Achieve uninterrupted sleep with these top tips

July 28, 2015

A good night's sleep is one of the best things you can do to ensure good health — but can be the most elusive. Here are some techniques that can help promote better sleep. Try one — or try them all.

Achieve uninterrupted sleep with these top tips

Create a transition routine

  • This is something you do every night before bed. It could be as simple as letting the cat out, washing your face and brushing your teeth or meditation exercises.
  • As you begin to move into your routine, your mind will physiologically prepare you for sleep.

Spritz sheets with lavender water

  • The scent is scientifically proven to promote relaxation.
  • Put lavender water in an atomizer and spray above your bed just before climbing in.

Hide your clock

  • That way if you wake up, you won't fret over how late it is and how much sleep you're missing.
  • And the light from it won't disturb you when you're trying to fall asleep.

Pajamas or not?

  • Pajamas. Warm skin helps to slow down your blood's circulation, cooling your internal temperature and generally contributing to a deeper sleep. Just don't overdo it.
  • Your body goes through cool-warm cycles, so you want loose-fitting pajamas that keep you comfortable through these changes.

Go green

Or another calming colour. A soothing colour provides a visual reminder, relaxing you as you lie in bed reading or preparing for sleep.

Choose the right pillow

  • The ideal pillow should be soft and not too high, and provide neck support.
  • If you're subject to allergies or find you're often stuffed up when you awake in the morning, try a hypoallergenic pillow.

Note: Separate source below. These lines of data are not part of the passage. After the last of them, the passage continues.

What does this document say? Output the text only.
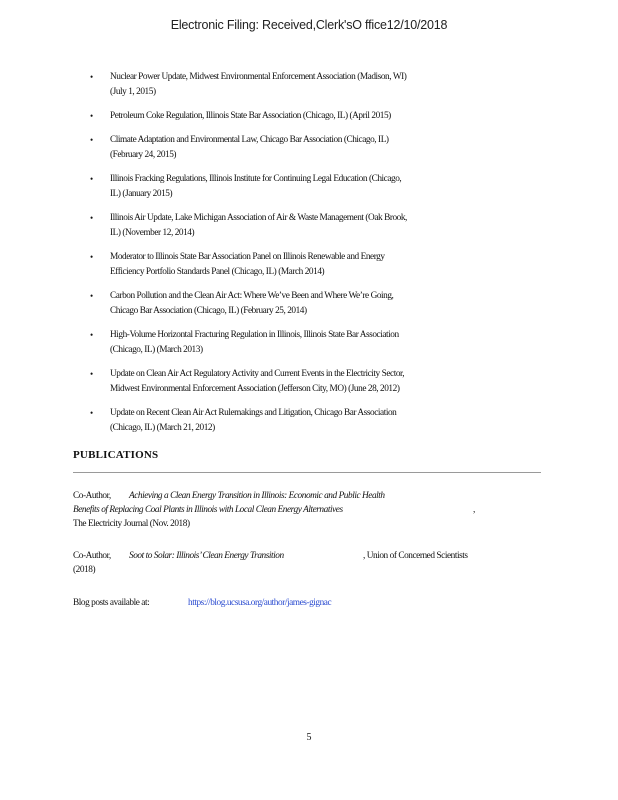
Electronic Filing: Received,Clerk'sO ffice12/10/2018
• Nuclear Power Update, Midwest Environmental Enforcement Association (Madison, WI)
(July 1, 2015)
• Petroleum Coke Regulation, Illinois State Bar Association (Chicago, IL) (April 2015)
• Climate Adaptation and Environmental Law, Chicago Bar Association (Chicago, IL)
(February 24, 2015)
• Illinois Fracking Regulations, Illinois Institute for Continuing Legal Education (Chicago,
IL) (January 2015)
• Illinois Air Update, Lake Michigan Association of Air & Waste Management (Oak Brook,
IL) (November 12, 2014)
• Moderator to Illinois State Bar Association Panel on Illinois Renewable and Energy
Efficiency Portfolio Standards Panel (Chicago, IL) (March 2014)
• Carbon Pollution and the Clean Air Act: Where We’ve Been and Where We’re Going,
Chicago Bar Association (Chicago, IL) (February 25, 2014)
• High-Volume Horizontal Fracturing Regulation in Illinois, Illinois State Bar Association
(Chicago, IL) (March 2013)
• Update on Clean Air Act Regulatory Activity and Current Events in the Electricity Sector,
Midwest Environmental Enforcement Association (Jefferson City, MO) (June 28, 2012)
• Update on Recent Clean Air Act Rulemakings and Litigation, Chicago Bar Association
(Chicago, IL) (March 21, 2012)
PUBLICATIONS
Co-Author, Achieving a Clean Energy Transition in Illinois: Economic and Public Health
Benefits of Replacing Coal Plants in Illinois with Local Clean Energy Alternatives	,
The Electricity Journal (Nov. 2018)
Co-Author, Soot to Solar: Illinois’ Clean Energy Transition	, Union of Concerned Scientists
(2018)
Blog posts available at:	https://blog.ucsusa.org/author/james-gignac
5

Switch to heavier curtains

  • Put them on the bedroom windows if you find it difficult to drop off.
  • Even the light from streetlights, a full moon or your neighbour's house can interfere with the circadian rhythm changes you need to fall asleep.

Banish pets

  • A study also found that dogs and cats created one of the biggest impediments to a good night's sleep since the discovery of caffeine.
  • One reason? The study found that 21 per cent of dogs and seven per cent of cats snored!

Eat a banana

  • It's a great natural source of melatonin, the sleep hormone, as well as tryptophan.
  • Or try the old standby, warm milk, which is also a good source of tryptophan.

No antacids before bed

If you take antacids, take them after dinner. They contain aluminum, which appears to interfere with sleep.

Listen to a book

A calming book on tape — poetry or a biography (no horror novels) — can have the same effect as a bedtime story for children.

Make lettuce tea

  • Steep leaves in a cup of water, add two sprigs of mint, and sip just before bed.
  • Lettuce contains lactucarium, which acts on the brain in a way similar to opium — without the risk of addiction.

Use a eucalyptus lotion

The strongly scented herb provides a soothing feeling and relaxing scent.

Take a hot bath

A bath increases your core body temperature, which abruptly drops when you get out of the bath, readying you for sleep.

Give yourself a massage

  • Slowly move the tips of your fingers around your eyes in a slow, circular motion.
  • After a minute, move down to your mouth, then to your neck and the back of your head.
  • Continue down your body until you're ready to drop off to sleep.